- Russian: Остров Сахалин
- Directed by: Eldar Ryazanov; Vasiliy Katanyan;
- Written by: I. Osipov; Mark Troyanovskiy;
- Starring: Leonid Khmara
- Cinematography: Leonid Pankin; A. Kochetkov; N. Shmakov; Ilya Gutman; G. Serov;
- Music by: Revol Bunin; S. Razoryovov;
- Release date: 1954;
- Running time: 45 minute
- Country: Soviet Union

= Sakhalin Island (film) =

Sakhalin Island (Остров Сахалин) is a 1954 Soviet documentary film directed by Eldar Ryazanov and Vasiliy Katanyan.

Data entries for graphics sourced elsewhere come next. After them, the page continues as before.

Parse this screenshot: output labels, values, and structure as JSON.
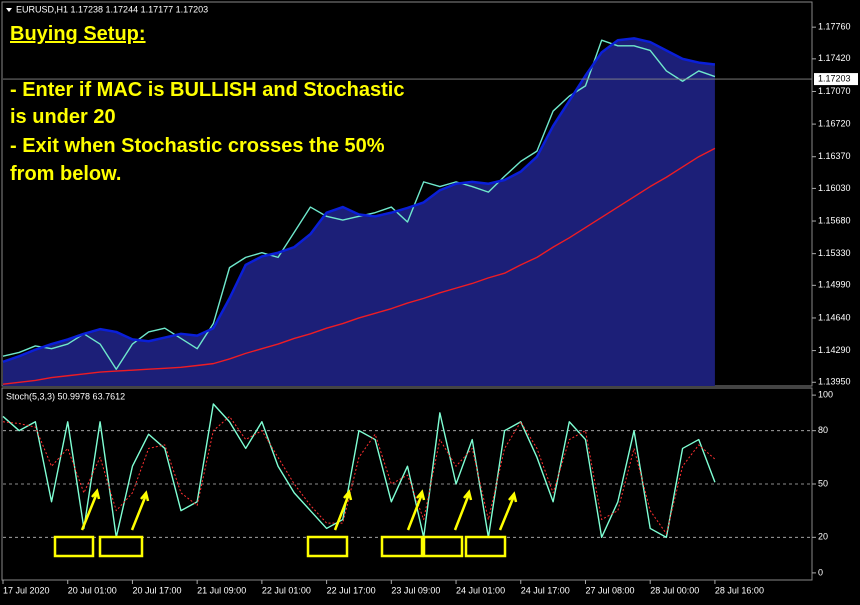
{
  "chart_data": [
    {
      "type": "line",
      "title": "EURUSD,H1 1.17238 1.17244 1.17177 1.17203",
      "annotations": [
        "Buying Setup:",
        "- Enter if MAC is BULLISH and Stochastic",
        "is under 20",
        "- Exit when Stochastic crosses the 50%",
        "from below."
      ],
      "x": [
        0,
        4,
        8,
        12,
        16,
        20,
        24,
        28,
        32,
        36,
        40,
        44,
        48,
        52,
        56,
        60,
        64,
        68,
        72,
        76,
        80,
        84,
        88,
        92,
        96,
        100,
        104,
        108,
        112,
        116,
        120,
        124,
        128,
        132,
        136,
        140,
        144,
        148,
        152,
        156,
        160,
        164,
        168,
        172,
        176
      ],
      "xlim": [
        0,
        200
      ],
      "ylim": [
        1.1391,
        1.1803
      ],
      "yticks": [
        {
          "value": 1.1776,
          "label": "1.17760"
        },
        {
          "value": 1.1742,
          "label": "1.17420"
        },
        {
          "value": 1.1707,
          "label": "1.17070"
        },
        {
          "value": 1.1672,
          "label": "1.16720"
        },
        {
          "value": 1.1637,
          "label": "1.16370"
        },
        {
          "value": 1.1603,
          "label": "1.16030"
        },
        {
          "value": 1.1568,
          "label": "1.15680"
        },
        {
          "value": 1.1533,
          "label": "1.15330"
        },
        {
          "value": 1.1499,
          "label": "1.14990"
        },
        {
          "value": 1.1464,
          "label": "1.14640"
        },
        {
          "value": 1.1429,
          "label": "1.14290"
        },
        {
          "value": 1.1395,
          "label": "1.13950"
        }
      ],
      "current_price": {
        "value": 1.17203,
        "label": "1.17203"
      },
      "series": [
        {
          "color": "#0a1fd8",
          "fill": "#1c1f78",
          "values": [
            1.1417,
            1.1423,
            1.143,
            1.1436,
            1.1441,
            1.1447,
            1.1452,
            1.1449,
            1.1441,
            1.1439,
            1.1443,
            1.1447,
            1.1445,
            1.1453,
            1.1485,
            1.1521,
            1.153,
            1.1534,
            1.154,
            1.1554,
            1.1577,
            1.1583,
            1.1575,
            1.1573,
            1.1577,
            1.1582,
            1.1588,
            1.1601,
            1.1608,
            1.161,
            1.1608,
            1.1612,
            1.1621,
            1.1637,
            1.167,
            1.1697,
            1.1724,
            1.1749,
            1.1762,
            1.1764,
            1.176,
            1.1751,
            1.1742,
            1.1738,
            1.1736
          ]
        },
        {
          "color": "#ee1c24",
          "values": [
            1.1393,
            1.1395,
            1.1397,
            1.14,
            1.1402,
            1.1404,
            1.1406,
            1.1407,
            1.1408,
            1.1409,
            1.141,
            1.1411,
            1.1413,
            1.1415,
            1.142,
            1.1426,
            1.1431,
            1.1436,
            1.1442,
            1.1447,
            1.1453,
            1.1458,
            1.1464,
            1.1469,
            1.1474,
            1.148,
            1.1485,
            1.1491,
            1.1496,
            1.1501,
            1.1507,
            1.1512,
            1.1521,
            1.1529,
            1.154,
            1.155,
            1.1561,
            1.1572,
            1.1583,
            1.1594,
            1.1605,
            1.1615,
            1.1626,
            1.1637,
            1.1646
          ]
        },
        {
          "color": "#6fe8cc",
          "values": [
            1.1423,
            1.1427,
            1.1434,
            1.1431,
            1.1436,
            1.1447,
            1.1436,
            1.1409,
            1.1436,
            1.1449,
            1.1453,
            1.1442,
            1.1431,
            1.1458,
            1.1518,
            1.1529,
            1.1534,
            1.1529,
            1.1556,
            1.1583,
            1.1573,
            1.1569,
            1.1573,
            1.1577,
            1.1583,
            1.1567,
            1.161,
            1.1605,
            1.161,
            1.1605,
            1.1599,
            1.1616,
            1.1632,
            1.1643,
            1.1686,
            1.1702,
            1.1713,
            1.1762,
            1.1756,
            1.1756,
            1.1751,
            1.1729,
            1.1718,
            1.1729,
            1.1723
          ]
        }
      ]
    },
    {
      "type": "line",
      "title": "Stoch(5,3,3) 50.9978 63.7612",
      "x": [
        0,
        4,
        8,
        12,
        16,
        20,
        24,
        28,
        32,
        36,
        40,
        44,
        48,
        52,
        56,
        60,
        64,
        68,
        72,
        76,
        80,
        84,
        88,
        92,
        96,
        100,
        104,
        108,
        112,
        116,
        120,
        124,
        128,
        132,
        136,
        140,
        144,
        148,
        152,
        156,
        160,
        164,
        168,
        172,
        176
      ],
      "xlim": [
        0,
        200
      ],
      "xticks": [
        {
          "value": 0,
          "label": "17 Jul 2020"
        },
        {
          "value": 16,
          "label": "20 Jul 01:00"
        },
        {
          "value": 32,
          "label": "20 Jul 17:00"
        },
        {
          "value": 48,
          "label": "21 Jul 09:00"
        },
        {
          "value": 64,
          "label": "22 Jul 01:00"
        },
        {
          "value": 80,
          "label": "22 Jul 17:00"
        },
        {
          "value": 96,
          "label": "23 Jul 09:00"
        },
        {
          "value": 112,
          "label": "24 Jul 01:00"
        },
        {
          "value": 128,
          "label": "24 Jul 17:00"
        },
        {
          "value": 144,
          "label": "27 Jul 08:00"
        },
        {
          "value": 160,
          "label": "28 Jul 00:00"
        },
        {
          "value": 176,
          "label": "28 Jul 16:00"
        }
      ],
      "ylim": [
        -4,
        104
      ],
      "yticks": [
        100,
        80,
        50,
        20,
        0
      ],
      "levels": [
        80,
        50,
        20
      ],
      "series": [
        {
          "color": "#7fffd4",
          "values": [
            88,
            80,
            85,
            40,
            85,
            25,
            85,
            20,
            60,
            78,
            70,
            35,
            40,
            95,
            85,
            70,
            85,
            60,
            45,
            35,
            25,
            30,
            80,
            75,
            40,
            60,
            20,
            90,
            50,
            75,
            20,
            80,
            85,
            65,
            40,
            85,
            75,
            20,
            40,
            80,
            25,
            20,
            70,
            75,
            51
          ]
        },
        {
          "color": "#ff3030",
          "dash": true,
          "values": [
            85,
            84,
            82,
            60,
            70,
            45,
            65,
            35,
            45,
            70,
            72,
            45,
            38,
            80,
            88,
            75,
            80,
            65,
            50,
            38,
            28,
            28,
            65,
            78,
            50,
            55,
            30,
            75,
            60,
            70,
            30,
            70,
            85,
            70,
            45,
            75,
            80,
            30,
            35,
            70,
            35,
            22,
            60,
            72,
            64
          ]
        }
      ]
    }
  ]
}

The film tells the story and shows the nature and inhabitants of Sakhalin Island.

==Premise==
The film, presented in the style of a cinematic essay, explores the history, nature, and people of Sakhalin Island. Beginning in Yuzhno-Sakhalinsk, the expedition moves through summer reindeer herding camps, geological survey teams, bird colonies, and seal rookeries.

Aerial footage captures pilots tracking schools of fish and directing trawlers to abundant herring shoals. On the floating crab-processing ship Alma-Ata, crabs are shown being boiled in seawater on deck before being transported to the factory for canning.

A pivotal sequence recounts the rescue of the ice-bound vessel Pozharsky. Supplies and explosives are airlifted to the stranded crew, and after locating the ship, relief operations commence. The crew clears a path through the ice using explosives, enabling the vessel to reach open water.